Der sportliche, nicht-rauchende und stets gesund wirkende 45jährige, der plötzlich an den Folgen eines Herzinfarkts stirbt, gehört sehr häufig zu jenen 20 Prozent der Bevölkerung, die genetisch bedingt eine erhöhte Lipoprotein(a)-Konzentration und damit ein doppelt so hohes Risiko für Herzkreislauferkrankungen haben. Zur bislang mit vielen Fragen behafteten Regulation der Lp(a)-Konzentrationen gibt es nun neue Erkenntnisse aus der Sektion für Genetische Epidemiologie.

An der Sektion für Gentische Epidemiologie der Medizinischen Universität Innsbruck (Direktor: Univ.-Prof. Dr. Florian Kronenberg) wird Lp(a) – 1963 erstmals beschrieben und bereits vor Jahren als einer der wichtigsten kardiovaskulären Risikofaktoren erkannt – bereits seit vielen Jahren intensiv beforscht. Schon vor 30 Jahren veröffentlichte der ehemalige Vorstand der Sektion für Humangenetik, em. Univ.-Prof. Dr. Gerd Utermann, mit seinem Team die grundlegendsten Arbeiten zur Lp(a)-Genetik.
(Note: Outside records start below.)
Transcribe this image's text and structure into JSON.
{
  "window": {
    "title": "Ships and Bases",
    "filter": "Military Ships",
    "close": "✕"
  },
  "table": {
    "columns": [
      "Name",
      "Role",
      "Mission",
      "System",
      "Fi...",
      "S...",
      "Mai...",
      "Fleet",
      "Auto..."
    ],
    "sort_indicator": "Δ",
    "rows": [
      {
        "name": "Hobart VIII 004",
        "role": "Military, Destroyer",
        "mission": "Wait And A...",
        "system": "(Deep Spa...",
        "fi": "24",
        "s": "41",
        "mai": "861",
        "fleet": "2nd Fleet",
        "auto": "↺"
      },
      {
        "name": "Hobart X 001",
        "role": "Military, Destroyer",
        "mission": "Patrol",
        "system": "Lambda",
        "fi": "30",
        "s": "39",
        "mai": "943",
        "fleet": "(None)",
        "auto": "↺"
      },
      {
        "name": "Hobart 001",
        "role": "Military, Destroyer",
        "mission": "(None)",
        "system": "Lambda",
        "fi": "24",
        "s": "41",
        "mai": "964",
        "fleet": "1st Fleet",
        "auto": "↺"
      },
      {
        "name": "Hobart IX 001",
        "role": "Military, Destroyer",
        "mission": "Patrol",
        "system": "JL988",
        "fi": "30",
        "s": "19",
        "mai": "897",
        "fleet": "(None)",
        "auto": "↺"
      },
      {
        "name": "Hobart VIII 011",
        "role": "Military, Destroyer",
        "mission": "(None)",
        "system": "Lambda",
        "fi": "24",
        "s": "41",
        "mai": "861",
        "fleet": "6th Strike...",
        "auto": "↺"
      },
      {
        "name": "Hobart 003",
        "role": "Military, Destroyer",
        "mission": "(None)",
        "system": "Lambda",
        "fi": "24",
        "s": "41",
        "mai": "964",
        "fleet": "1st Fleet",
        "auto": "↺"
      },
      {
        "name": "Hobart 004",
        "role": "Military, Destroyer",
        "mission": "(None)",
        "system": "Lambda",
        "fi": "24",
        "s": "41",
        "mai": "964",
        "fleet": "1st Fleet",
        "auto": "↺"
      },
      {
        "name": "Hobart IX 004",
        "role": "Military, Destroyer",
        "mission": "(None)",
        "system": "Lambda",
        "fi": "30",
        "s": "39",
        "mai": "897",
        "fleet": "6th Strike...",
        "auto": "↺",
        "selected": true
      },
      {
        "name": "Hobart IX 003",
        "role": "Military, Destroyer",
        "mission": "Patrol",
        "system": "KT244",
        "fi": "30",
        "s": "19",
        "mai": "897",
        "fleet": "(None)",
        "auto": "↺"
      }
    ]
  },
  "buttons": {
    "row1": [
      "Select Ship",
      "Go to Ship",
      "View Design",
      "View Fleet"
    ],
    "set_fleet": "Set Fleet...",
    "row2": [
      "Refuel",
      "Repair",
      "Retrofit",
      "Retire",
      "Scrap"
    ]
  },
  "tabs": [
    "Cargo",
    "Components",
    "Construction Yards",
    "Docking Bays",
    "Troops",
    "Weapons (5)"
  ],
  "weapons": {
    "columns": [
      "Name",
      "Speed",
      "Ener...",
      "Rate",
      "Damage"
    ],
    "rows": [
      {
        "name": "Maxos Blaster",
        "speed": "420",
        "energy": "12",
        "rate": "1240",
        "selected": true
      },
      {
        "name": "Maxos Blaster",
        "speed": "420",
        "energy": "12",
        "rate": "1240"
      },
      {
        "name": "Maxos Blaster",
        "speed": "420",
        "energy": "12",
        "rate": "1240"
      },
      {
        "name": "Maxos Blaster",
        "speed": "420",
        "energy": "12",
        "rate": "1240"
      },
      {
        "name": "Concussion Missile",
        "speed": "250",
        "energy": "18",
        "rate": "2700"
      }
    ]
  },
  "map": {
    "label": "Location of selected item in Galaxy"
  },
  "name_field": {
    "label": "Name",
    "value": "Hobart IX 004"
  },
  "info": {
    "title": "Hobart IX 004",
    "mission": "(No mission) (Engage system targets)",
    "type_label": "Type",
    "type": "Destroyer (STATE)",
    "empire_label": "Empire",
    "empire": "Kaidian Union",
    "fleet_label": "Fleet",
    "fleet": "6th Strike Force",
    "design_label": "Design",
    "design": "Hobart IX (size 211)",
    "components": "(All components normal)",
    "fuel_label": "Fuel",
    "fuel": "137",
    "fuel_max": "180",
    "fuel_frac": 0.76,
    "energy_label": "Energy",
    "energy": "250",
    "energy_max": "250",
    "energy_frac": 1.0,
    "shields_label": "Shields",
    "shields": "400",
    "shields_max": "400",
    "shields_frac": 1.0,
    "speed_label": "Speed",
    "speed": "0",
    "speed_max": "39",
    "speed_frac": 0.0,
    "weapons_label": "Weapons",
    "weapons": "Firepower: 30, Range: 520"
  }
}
Mit der aktuellen Forschungsarbeit, in der erstmals eine neue, weit verbreitete und für niedrige Lp(a)-Konzentrationen verantwortliche Genvariante beschrieben wird, schaffte es das Forschungsteam um Florian Kronenberg nun im „fast track“-Verfahren in das renommierte European Heart Journal.
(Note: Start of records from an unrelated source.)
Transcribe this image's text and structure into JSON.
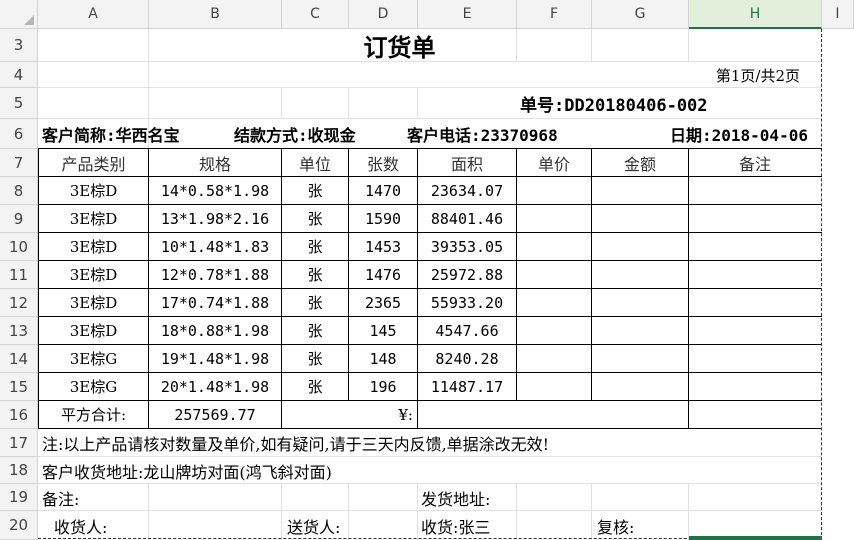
{
  "columns": [
    "A",
    "B",
    "C",
    "D",
    "E",
    "F",
    "G",
    "H",
    "I"
  ],
  "rows": [
    "3",
    "4",
    "5",
    "6",
    "7",
    "8",
    "9",
    "10",
    "11",
    "12",
    "13",
    "14",
    "15",
    "16",
    "17",
    "18",
    "19",
    "20"
  ],
  "title": "订货单",
  "page_info": "第1页/共2页",
  "order_no": "单号:DD20180406-002",
  "info": {
    "customer": "客户简称:华西名宝",
    "payment": "结款方式:收现金",
    "phone": "客户电话:23370968",
    "date": "日期:2018-04-06"
  },
  "table": {
    "headers": [
      "产品类别",
      "规格",
      "单位",
      "张数",
      "面积",
      "单价",
      "金额",
      "备注"
    ],
    "rows": [
      [
        "3E棕D",
        "14*0.58*1.98",
        "张",
        "1470",
        "23634.07"
      ],
      [
        "3E棕D",
        "13*1.98*2.16",
        "张",
        "1590",
        "88401.46"
      ],
      [
        "3E棕D",
        "10*1.48*1.83",
        "张",
        "1453",
        "39353.05"
      ],
      [
        "3E棕D",
        "12*0.78*1.88",
        "张",
        "1476",
        "25972.88"
      ],
      [
        "3E棕D",
        "17*0.74*1.88",
        "张",
        "2365",
        "55933.20"
      ],
      [
        "3E棕D",
        "18*0.88*1.98",
        "张",
        "145",
        "4547.66"
      ],
      [
        "3E棕G",
        "19*1.48*1.98",
        "张",
        "148",
        "8240.28"
      ],
      [
        "3E棕G",
        "20*1.48*1.98",
        "张",
        "196",
        "11487.17"
      ]
    ]
  },
  "total": {
    "label": "平方合计:",
    "value": "257569.77",
    "currency": "¥:"
  },
  "note": "注:以上产品请核对数量及单价,如有疑问,请于三天内反馈,单据涂改无效!",
  "address": "客户收货地址:龙山牌坊对面(鸿飞斜对面)",
  "remark": "备注:",
  "ship_address": "发货地址:",
  "footer": {
    "receiver": "收货人:",
    "deliverer": "送货人:",
    "receipt": "收货:张三",
    "review": "复核:"
  },
  "colors": {
    "header_bg": "#f3f3f3",
    "selected": "#217346",
    "gridline": "#e1e1e1"
  }
}
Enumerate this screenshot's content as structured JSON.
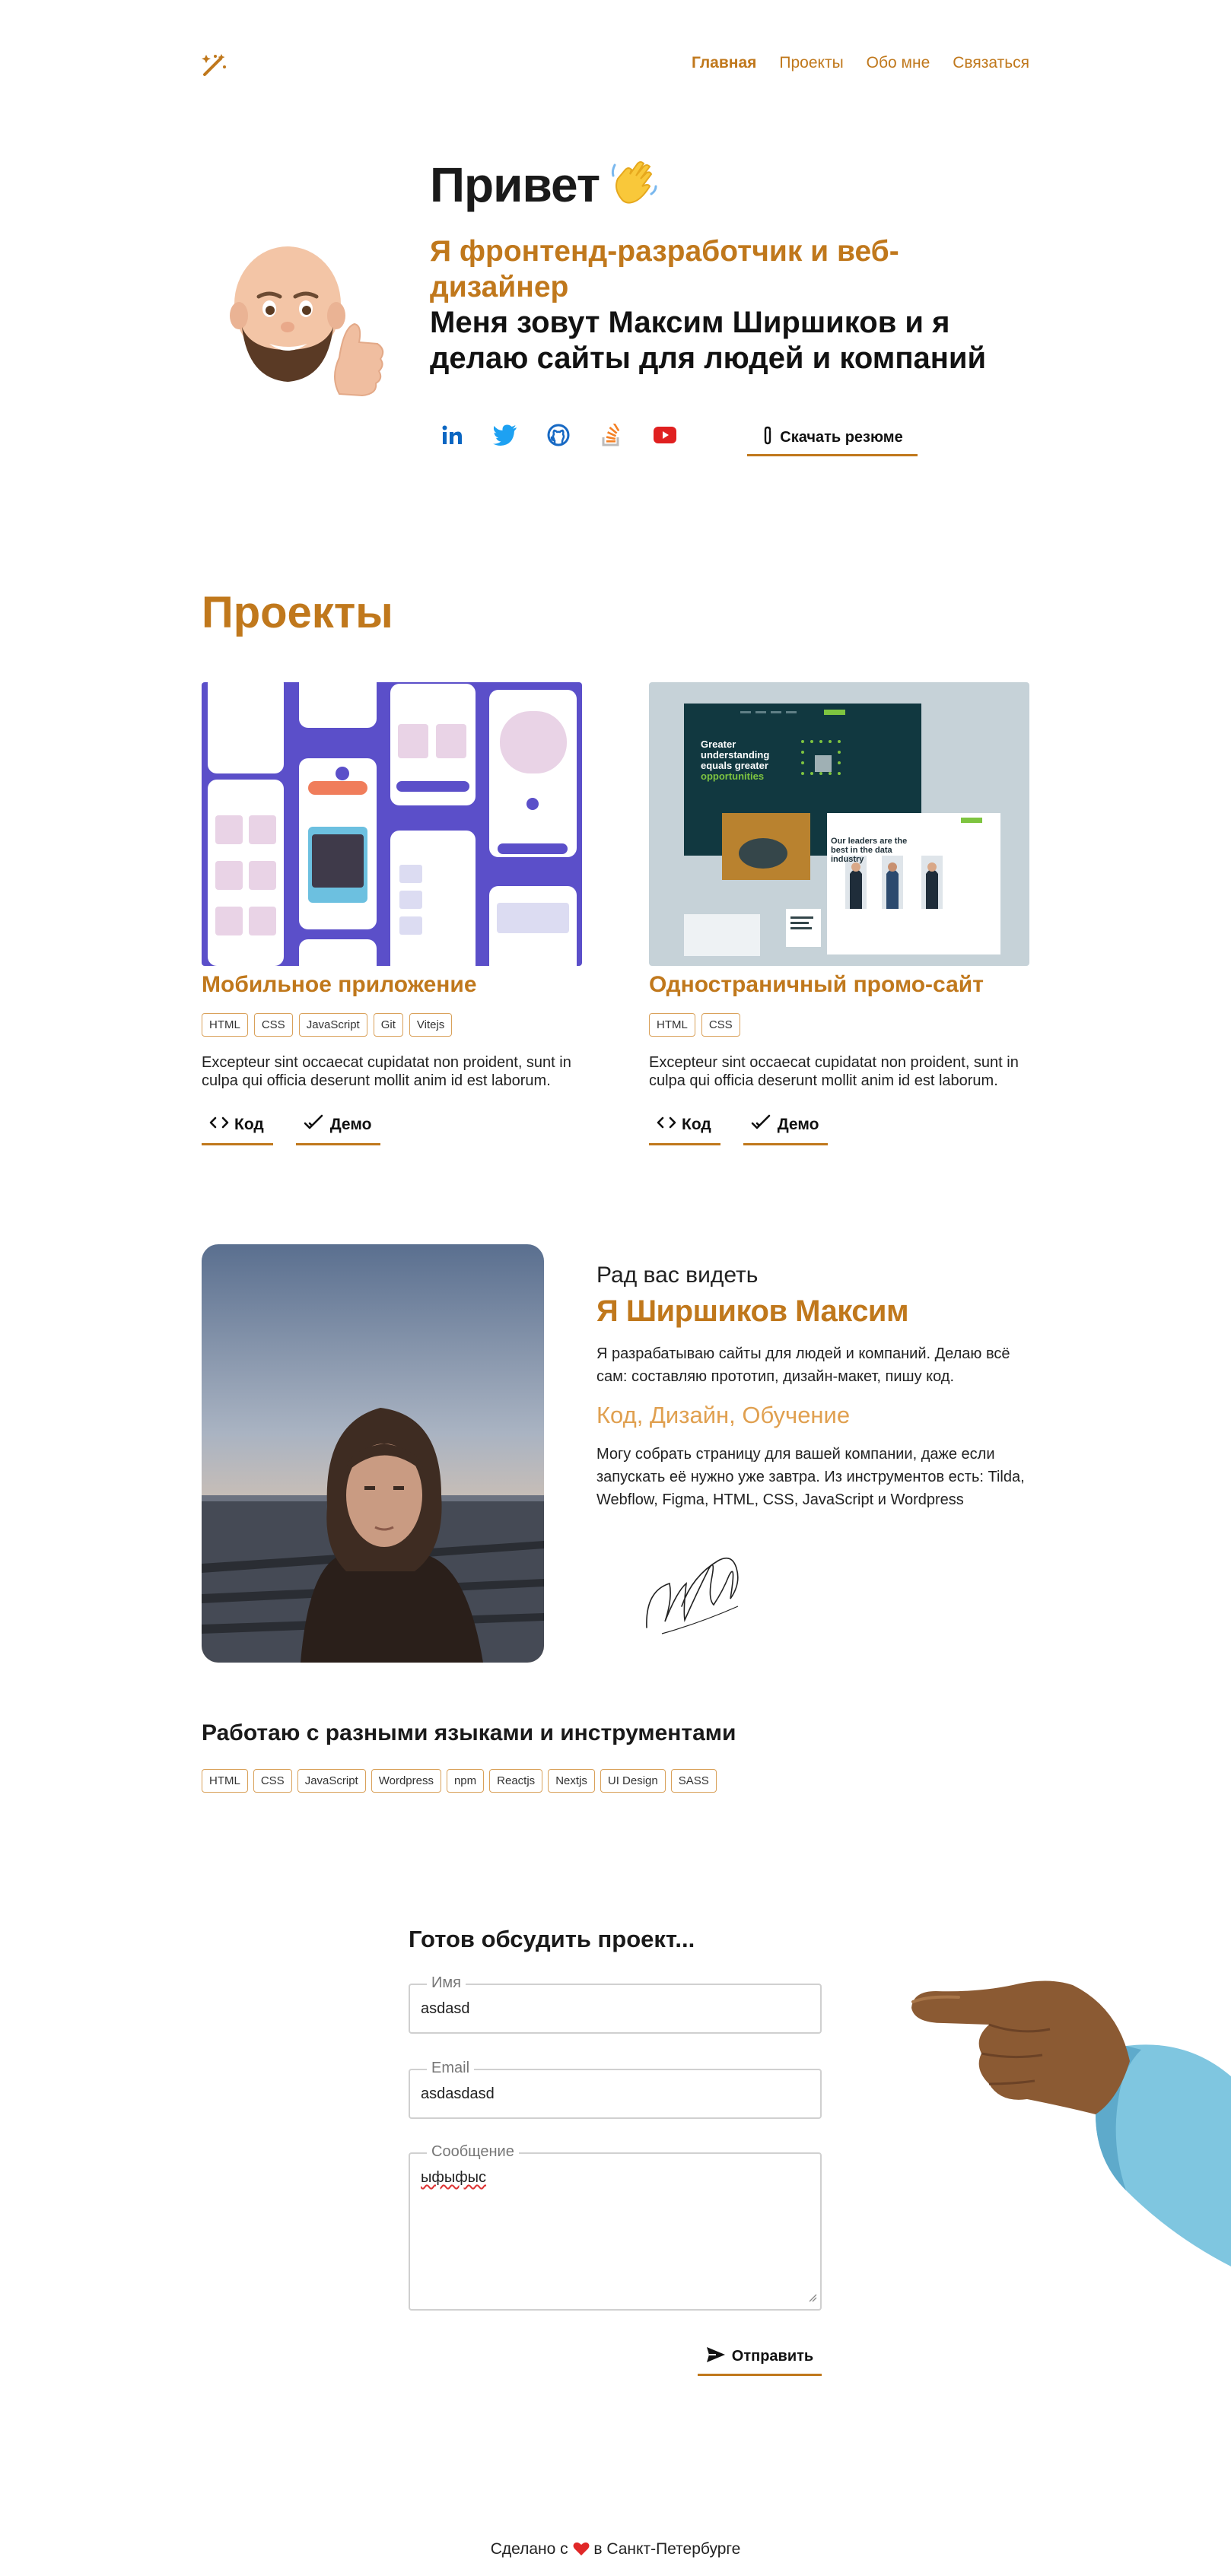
{
  "header": {
    "logo_icon": "magic-wand-icon",
    "nav": [
      {
        "label": "Главная",
        "active": true
      },
      {
        "label": "Проекты",
        "active": false
      },
      {
        "label": "Обо мне",
        "active": false
      },
      {
        "label": "Связаться",
        "active": false
      }
    ]
  },
  "hero": {
    "title": "Привет",
    "wave_icon": "waving-hand-icon",
    "subtitle": "Я фронтенд-разработчик и веб-дизайнер",
    "intro": "Меня зовут Максим Ширшиков и я делаю сайты для людей и компаний",
    "socials": [
      "linkedin-icon",
      "twitter-icon",
      "github-icon",
      "stackoverflow-icon",
      "youtube-icon"
    ],
    "resume_button": "Скачать резюме"
  },
  "projects": {
    "title": "Проекты",
    "items": [
      {
        "title": "Мобильное приложение",
        "tags": [
          "HTML",
          "CSS",
          "JavaScript",
          "Git",
          "Vitejs"
        ],
        "description": "Excepteur sint occaecat cupidatat non proident, sunt in culpa qui officia deserunt mollit anim id est laborum.",
        "code_label": "Код",
        "demo_label": "Демо"
      },
      {
        "title": "Одностраничный промо-сайт",
        "tags": [
          "HTML",
          "CSS"
        ],
        "description": "Excepteur sint occaecat cupidatat non proident, sunt in culpa qui officia deserunt mollit anim id est laborum.",
        "code_label": "Код",
        "demo_label": "Демо",
        "preview_texts": {
          "hero": "Greater understanding equals greater",
          "hero_accent": "opportunities",
          "leaders": "Our leaders are the best in the data industry"
        }
      }
    ]
  },
  "about": {
    "greeting": "Рад вас видеть",
    "name": "Я Ширшиков Максим",
    "paragraph1": "Я разрабатываю сайты для людей и компаний. Делаю всё сам: составляю прототип, дизайн-макет, пишу код.",
    "skills": "Код, Дизайн, Обучение",
    "paragraph2": "Могу собрать страницу для вашей компании, даже если запускать её нужно уже завтра. Из инструментов есть: Tilda, Webflow, Figma, HTML, CSS, JavaScript и Wordpress"
  },
  "tools": {
    "title": "Работаю с разными языками и инструментами",
    "items": [
      "HTML",
      "CSS",
      "JavaScript",
      "Wordpress",
      "npm",
      "Reactjs",
      "Nextjs",
      "UI Design",
      "SASS"
    ]
  },
  "contact": {
    "title": "Готов обсудить проект...",
    "name_label": "Имя",
    "name_value": "asdasd",
    "email_label": "Email",
    "email_value": "asdasdasd",
    "message_label": "Сообщение",
    "message_value": "ыфыфыс",
    "send_button": "Отправить"
  },
  "footer": {
    "before": "Сделано с",
    "heart_icon": "heart-icon",
    "after": "в Санкт-Петербурге"
  }
}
„Lp(a)-Konzentrationen werden fast ausschließlich durch ein einziges Gen namens LPA kontrolliert. Dieses Gen beinhaltet eine schon lange bekannte ‚copy number variation‘ (großer Genom-Abschnitt, der in unterschiedlichen Personen unterschiedlich oft vorhanden ist – hier in bis zu 70 Kopien) namens KIV-2. „In diesem bisher weißen Fleck der genetischen Landkarte konnten wir, neben zahlreichen weiteren Mutationen, auch eine Genvariante identifizieren, die zu niedrigen Lp(a)-Konzentrationen führt und damit zu einem verringerten kardiovaskulären Risiko beiträgt. Und das, obwohl diese Personen aufgrund ihrer restlichen genetischen Ausstattung eigentlich hohe Konzentrationen aufweisen sollten“, so Kronenberg. Dieser Erkenntnis des Innsbrucker Teams ging ein langer und technologisch herausfordernder Prozess voraus.
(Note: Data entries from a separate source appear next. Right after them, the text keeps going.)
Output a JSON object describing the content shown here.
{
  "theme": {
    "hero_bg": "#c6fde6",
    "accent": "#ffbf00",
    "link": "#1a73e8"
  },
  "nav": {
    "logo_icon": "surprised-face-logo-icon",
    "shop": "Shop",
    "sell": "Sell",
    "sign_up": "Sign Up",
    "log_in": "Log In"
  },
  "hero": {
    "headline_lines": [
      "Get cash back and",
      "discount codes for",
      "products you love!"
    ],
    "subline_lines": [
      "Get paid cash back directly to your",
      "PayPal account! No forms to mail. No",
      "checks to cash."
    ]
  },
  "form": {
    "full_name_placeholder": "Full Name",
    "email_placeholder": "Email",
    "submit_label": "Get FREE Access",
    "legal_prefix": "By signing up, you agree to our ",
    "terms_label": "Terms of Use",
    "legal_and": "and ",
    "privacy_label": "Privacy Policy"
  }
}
Langer Atem, innovative Technologie und optimale Zusammenarbeit

Sogenannte kleine Lp(a) Isoformen (eine Isoform ist eine Proteinvariante) mit wenigen KIV-2-Wiederholungen gehen üblicherweise mit erhöhten Lp(a)-Konzentrationen und in Folge mit einem stark erhöhten Herzinfarkt-Risiko einher. Bis zu 20 Prozent der Bevölkerung haben erhöhte Lp(a)-Konzentrationen. In den vergangenen zehn Jahren wurden an der Sektion für Genetische Epidemiologie mittels ELISA und Western Blot die Lp(a) Isoformen und Konzentrationen von mehr als 24.000 Menschen gemessen. Dabei stellte sich überraschend heraus, dass eine beträchtliche Anzahl der untersuchten Menschen von diesem, eigentlich gut etablierten Zusammenhang abwich, also niedrige Lp(a)-Konzentrationen trotz kleiner Isoform aufwies. Damit standen die ForscherInnen vor der Herausforderung, im technologisch schwer zugänglichen und deshalb kaum beleuchteten KIV-2-Bereich nach Antworten für diese Beobachtung zu suchen.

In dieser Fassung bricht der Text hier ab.